Das dürfte auch ein Grund dafür sein, warum nicht nur in Heidelberg die bekanntesten Gesichter der Bewegung weiblich sind. Mit Greta Thunberg und Luise Neubauer ist das auch welt- und deutschlandweit so. "Bei FFF wurde von Anfang an auf Geschlechtergerechtigkeit geachtet", betont Niedeggen. Zudem zeigten weibliche Vorbilder Wirkung: "Wenn man Frauen ermächtigt, inspiriert das auch andere." Dabei habe Thunberg für sie aber keine große Rolle gespielt: "Sie war natürlich Ausgangspunkt, aber für uns als Bewegung hat sie viel weniger Bedeutung als für die Öffentlichkeit", so Leutloff. "Wir wollen nicht sein wie Greta – wir wollen Klimaschutz", ergänzt Niedeggen.

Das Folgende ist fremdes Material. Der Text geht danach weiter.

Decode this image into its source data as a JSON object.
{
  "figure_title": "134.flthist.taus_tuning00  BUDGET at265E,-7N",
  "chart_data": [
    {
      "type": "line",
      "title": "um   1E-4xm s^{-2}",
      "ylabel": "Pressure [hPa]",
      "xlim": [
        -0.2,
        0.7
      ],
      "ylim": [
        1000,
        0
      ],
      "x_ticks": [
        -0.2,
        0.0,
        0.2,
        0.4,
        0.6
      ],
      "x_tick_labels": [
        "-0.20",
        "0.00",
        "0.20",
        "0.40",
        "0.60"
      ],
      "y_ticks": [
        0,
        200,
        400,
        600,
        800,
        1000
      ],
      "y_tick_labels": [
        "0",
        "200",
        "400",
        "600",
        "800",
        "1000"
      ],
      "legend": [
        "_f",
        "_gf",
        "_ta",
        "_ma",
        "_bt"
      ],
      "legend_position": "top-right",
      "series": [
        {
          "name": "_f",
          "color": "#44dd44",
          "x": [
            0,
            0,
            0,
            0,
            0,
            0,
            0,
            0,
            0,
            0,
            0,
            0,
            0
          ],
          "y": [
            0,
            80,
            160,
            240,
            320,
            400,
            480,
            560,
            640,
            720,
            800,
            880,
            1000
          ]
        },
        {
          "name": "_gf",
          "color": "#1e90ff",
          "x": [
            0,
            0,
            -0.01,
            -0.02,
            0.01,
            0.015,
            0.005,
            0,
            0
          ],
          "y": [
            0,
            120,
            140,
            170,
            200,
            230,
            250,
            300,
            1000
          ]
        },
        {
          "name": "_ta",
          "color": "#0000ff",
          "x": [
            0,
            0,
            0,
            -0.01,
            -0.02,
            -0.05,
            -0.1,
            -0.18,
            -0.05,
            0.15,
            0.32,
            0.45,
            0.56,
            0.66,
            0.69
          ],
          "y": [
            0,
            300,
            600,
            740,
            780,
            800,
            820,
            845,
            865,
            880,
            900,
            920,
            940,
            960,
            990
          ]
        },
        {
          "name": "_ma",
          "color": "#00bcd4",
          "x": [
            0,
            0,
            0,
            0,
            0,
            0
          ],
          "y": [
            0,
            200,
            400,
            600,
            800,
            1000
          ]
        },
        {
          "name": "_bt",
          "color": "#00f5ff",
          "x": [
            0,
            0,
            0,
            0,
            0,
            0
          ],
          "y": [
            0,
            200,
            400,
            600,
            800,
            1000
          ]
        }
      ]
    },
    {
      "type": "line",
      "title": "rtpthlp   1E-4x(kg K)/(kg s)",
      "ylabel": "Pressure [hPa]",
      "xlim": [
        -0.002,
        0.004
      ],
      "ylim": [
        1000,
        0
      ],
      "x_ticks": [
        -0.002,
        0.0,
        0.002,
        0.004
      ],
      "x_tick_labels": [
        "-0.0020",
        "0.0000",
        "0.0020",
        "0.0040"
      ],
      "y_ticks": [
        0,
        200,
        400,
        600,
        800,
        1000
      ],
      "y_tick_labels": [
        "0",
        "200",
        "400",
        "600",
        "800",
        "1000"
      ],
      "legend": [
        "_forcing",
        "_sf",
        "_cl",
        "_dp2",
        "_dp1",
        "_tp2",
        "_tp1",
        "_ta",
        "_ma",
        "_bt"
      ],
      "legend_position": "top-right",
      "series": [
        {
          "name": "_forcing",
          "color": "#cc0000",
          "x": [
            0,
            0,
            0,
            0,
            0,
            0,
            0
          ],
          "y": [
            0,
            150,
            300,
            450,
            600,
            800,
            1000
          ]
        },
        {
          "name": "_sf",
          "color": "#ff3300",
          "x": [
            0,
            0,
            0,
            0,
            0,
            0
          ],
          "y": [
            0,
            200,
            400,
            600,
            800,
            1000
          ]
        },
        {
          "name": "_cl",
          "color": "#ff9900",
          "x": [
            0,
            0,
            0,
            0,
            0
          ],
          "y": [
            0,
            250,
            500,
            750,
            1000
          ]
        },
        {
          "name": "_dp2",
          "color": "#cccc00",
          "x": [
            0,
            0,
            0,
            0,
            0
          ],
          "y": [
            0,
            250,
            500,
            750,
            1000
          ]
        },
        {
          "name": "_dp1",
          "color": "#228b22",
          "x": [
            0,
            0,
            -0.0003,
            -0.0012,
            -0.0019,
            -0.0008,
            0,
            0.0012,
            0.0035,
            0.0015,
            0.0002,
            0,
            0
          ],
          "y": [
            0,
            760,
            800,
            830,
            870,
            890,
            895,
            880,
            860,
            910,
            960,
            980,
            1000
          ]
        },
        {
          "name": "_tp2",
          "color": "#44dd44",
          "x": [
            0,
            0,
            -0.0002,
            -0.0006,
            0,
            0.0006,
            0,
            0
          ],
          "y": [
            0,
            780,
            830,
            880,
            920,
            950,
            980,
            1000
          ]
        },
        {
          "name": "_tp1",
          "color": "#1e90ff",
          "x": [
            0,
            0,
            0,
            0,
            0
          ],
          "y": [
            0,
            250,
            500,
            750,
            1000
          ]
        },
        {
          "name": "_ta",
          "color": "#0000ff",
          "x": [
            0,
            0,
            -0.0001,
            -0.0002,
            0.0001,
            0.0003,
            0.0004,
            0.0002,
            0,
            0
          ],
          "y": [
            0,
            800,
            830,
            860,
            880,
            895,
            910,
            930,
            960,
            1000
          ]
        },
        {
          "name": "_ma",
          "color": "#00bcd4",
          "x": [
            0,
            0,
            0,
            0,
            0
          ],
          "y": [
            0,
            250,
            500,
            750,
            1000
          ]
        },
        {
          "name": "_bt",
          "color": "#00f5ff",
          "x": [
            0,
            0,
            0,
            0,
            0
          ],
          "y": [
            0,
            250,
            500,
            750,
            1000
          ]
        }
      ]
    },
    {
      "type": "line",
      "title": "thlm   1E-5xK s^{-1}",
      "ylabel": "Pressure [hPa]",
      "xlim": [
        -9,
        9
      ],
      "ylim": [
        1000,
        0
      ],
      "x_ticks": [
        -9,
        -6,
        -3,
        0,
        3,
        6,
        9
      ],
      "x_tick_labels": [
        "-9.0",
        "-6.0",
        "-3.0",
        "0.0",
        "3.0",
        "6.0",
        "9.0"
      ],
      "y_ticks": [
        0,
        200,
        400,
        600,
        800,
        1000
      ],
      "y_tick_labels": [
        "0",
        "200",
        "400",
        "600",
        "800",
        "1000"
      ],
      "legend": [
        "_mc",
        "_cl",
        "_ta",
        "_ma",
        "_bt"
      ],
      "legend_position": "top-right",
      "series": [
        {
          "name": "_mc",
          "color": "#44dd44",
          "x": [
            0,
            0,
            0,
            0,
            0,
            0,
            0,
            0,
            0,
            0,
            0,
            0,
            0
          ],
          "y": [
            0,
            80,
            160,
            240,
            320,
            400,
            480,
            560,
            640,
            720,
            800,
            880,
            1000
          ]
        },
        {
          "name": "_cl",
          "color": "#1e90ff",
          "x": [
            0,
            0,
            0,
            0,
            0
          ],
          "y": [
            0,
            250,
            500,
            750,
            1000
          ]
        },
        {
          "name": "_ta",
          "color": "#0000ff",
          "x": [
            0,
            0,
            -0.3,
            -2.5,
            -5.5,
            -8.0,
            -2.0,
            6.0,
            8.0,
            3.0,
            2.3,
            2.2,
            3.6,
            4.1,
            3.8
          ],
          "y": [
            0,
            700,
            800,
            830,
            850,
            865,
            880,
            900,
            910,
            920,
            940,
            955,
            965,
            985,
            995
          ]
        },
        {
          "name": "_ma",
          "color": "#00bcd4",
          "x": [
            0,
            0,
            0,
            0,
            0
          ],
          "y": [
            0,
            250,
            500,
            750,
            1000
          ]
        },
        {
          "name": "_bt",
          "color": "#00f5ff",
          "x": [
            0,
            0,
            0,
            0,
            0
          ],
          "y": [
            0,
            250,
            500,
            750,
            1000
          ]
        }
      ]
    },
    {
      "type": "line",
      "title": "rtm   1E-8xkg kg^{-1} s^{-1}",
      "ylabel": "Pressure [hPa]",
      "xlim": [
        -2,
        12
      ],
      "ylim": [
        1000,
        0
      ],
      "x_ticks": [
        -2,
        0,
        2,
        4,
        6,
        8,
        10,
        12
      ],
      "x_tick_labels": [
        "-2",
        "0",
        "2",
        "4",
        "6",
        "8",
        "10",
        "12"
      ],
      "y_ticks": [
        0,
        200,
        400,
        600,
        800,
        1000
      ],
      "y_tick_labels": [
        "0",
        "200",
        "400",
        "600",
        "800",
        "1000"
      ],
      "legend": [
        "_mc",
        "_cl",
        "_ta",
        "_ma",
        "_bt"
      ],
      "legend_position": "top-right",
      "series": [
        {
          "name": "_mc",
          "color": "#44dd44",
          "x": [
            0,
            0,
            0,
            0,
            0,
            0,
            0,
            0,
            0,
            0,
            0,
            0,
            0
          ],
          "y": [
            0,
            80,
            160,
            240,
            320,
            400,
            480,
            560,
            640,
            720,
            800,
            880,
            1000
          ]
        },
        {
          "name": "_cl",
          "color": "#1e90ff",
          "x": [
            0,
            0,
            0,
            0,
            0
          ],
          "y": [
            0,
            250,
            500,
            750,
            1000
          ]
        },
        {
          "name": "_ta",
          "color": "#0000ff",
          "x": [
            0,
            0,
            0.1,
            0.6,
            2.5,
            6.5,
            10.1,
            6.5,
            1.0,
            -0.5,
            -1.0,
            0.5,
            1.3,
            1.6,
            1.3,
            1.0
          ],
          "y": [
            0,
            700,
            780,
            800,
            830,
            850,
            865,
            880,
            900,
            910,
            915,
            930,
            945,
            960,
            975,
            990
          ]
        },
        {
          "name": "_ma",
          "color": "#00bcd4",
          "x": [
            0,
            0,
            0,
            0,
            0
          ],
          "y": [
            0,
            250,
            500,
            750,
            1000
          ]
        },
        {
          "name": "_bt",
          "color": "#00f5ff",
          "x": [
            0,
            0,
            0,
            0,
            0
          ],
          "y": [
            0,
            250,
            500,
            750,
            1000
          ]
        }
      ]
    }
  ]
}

Während der hohe Frauenanteil in Heidelberg typisch für die Bewegung ist, sticht die hiesige Ortsgruppe beim Alter der Aktiven etwas heraus: Hier sind es vor allem Studierende – wie Niedeggen und Leutloff –, die sich im Orga-Team engagieren. Gut 20 Menschen bilden dort den harten Kern. Schülerinnen und Schüler sieht man dort mittlerweile seltener: "Wir können uns die Zeit besser einteilen und notfalls langsamer studieren", erklärt Leutloff das Phänomen. "Außerdem studieren viele von denen, die die Bewegung gestartet haben mittlerweile", fügt Niedeggen hinzu. Die Schüler kämen ja weiterhin zu den Streiks, nur werde die Organisation meist von Studierenden übernommen. Und die hat es zum Teil in sich: "30 Stunden die Woche investiere ich in Fridays for Future", erklärt Niedeggen, vor Demos eher zwölf Stunden am Tag. "Aber das ist nicht repräsentativ und sollte auch nicht dauerhaft so sein", betont sie.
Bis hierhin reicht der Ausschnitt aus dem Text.